Along with its new business machines, Amstrad introduced the first of its new home computer systems under the Sinclair name. The PC 200 series includes three MS-DOS machines, including an entry level system for UKP300 with mouse, GW-Basic and GEM 3 with Desktop, calculator and clock – the system is designed for those using television sets as monitors. The mid-range model, for UKP400, includes mono monitor, joystick, or
ganiser software and four games, and the high-end model, selling for UKP500, includes the same but with colour monitor. All use MS-DOS 3.3 and have two IBM expansion slots, and the company expects sales from the home office user as well as children and games enthusiasts. Processor is the 8MHz 8086 with 512Kb (expandable) RAM, parallel and serial port. The launch has been timed for the Christmas market, and the machine should be in Comet stores within two weeks, though in limited numbers at first.
…eyes UK micro manufacture… And Sugar also revealed that the higher end Amstrad machines might soon be manufactured in the UK: we haven’t decided on whether to use our plant at Shoeburyness or employ an outside firm to do the manufacturing, he said: currently, the monitors are made in Taiwan and South Korea, with the system units all made in Korea – by a Japanese company.
…and endorses EISA 32-bit AT bus Compaq Computer Corp and friends – now a whole host of them, including Amstrad Plc and Olivetti, which had been proclaiming its plans for Micro Channel – yesterday duly unveiled their plans for EISA, the Extended Industry Standard Architecture bus.
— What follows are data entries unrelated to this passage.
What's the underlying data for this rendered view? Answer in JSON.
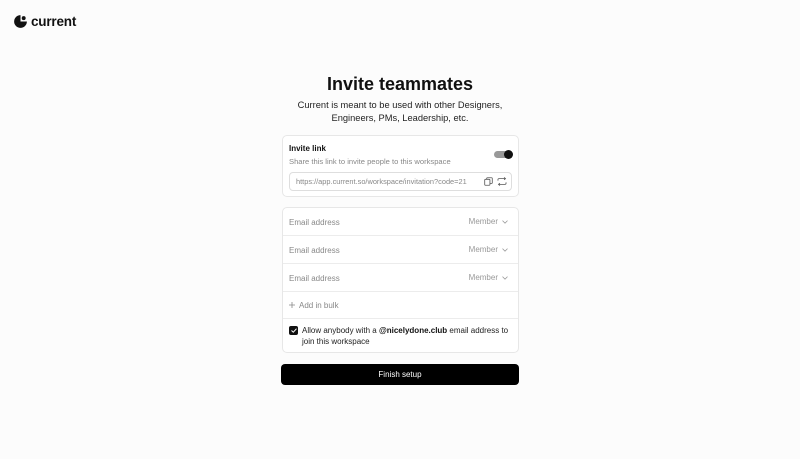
{
  "brand": {
    "name": "current",
    "logo_icon": "current-logo-icon"
  },
  "page": {
    "title": "Invite teammates",
    "subtitle": "Current is meant to be used with other Designers, Engineers, PMs, Leadership, etc."
  },
  "invite_link": {
    "label": "Invite link",
    "description": "Share this link to invite people to this workspace",
    "enabled": true,
    "url": "https://app.current.so/workspace/invitation?code=21",
    "copy_icon": "copy-icon",
    "refresh_icon": "refresh-icon"
  },
  "invites": {
    "rows": [
      {
        "placeholder": "Email address",
        "value": "",
        "role": "Member"
      },
      {
        "placeholder": "Email address",
        "value": "",
        "role": "Member"
      },
      {
        "placeholder": "Email address",
        "value": "",
        "role": "Member"
      }
    ],
    "add_bulk_label": "Add in bulk"
  },
  "domain_join": {
    "checked": true,
    "text_before": "Allow anybody with a ",
    "domain": "@nicelydone.club",
    "text_after": " email address to join this workspace"
  },
  "actions": {
    "finish_label": "Finish setup"
  },
  "colors": {
    "primary": "#000000",
    "background": "#fcfcfc",
    "muted_text": "#888888"
  }
}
EISA specifies an AT-compatible 32-bit bus for Intel 80386 and future 80X86-based personal computers. The bus is not expected to turn up in products until late next year. The specification gives 32 bit address and data bus extensions to support memory beyond 16Mb, with 32-bit direct-memory access and 32-bit bus-master support. It has programmable board setup for auto configuration of EISA boards and software-aided configuration of switch programmable existing AT and future EISA boards. Despite its use of Micro Channel, Apricot Computers Plc is supporting the new bus, as are Acer Technologies, AT&T Information Systems, DEC, Hewlett, Kaypro Corp, Tandon Corp, Tandy Corp, Televideo Systems, Unisys, Wang Laboratories, Wyse Technology and Zenith Data Systems.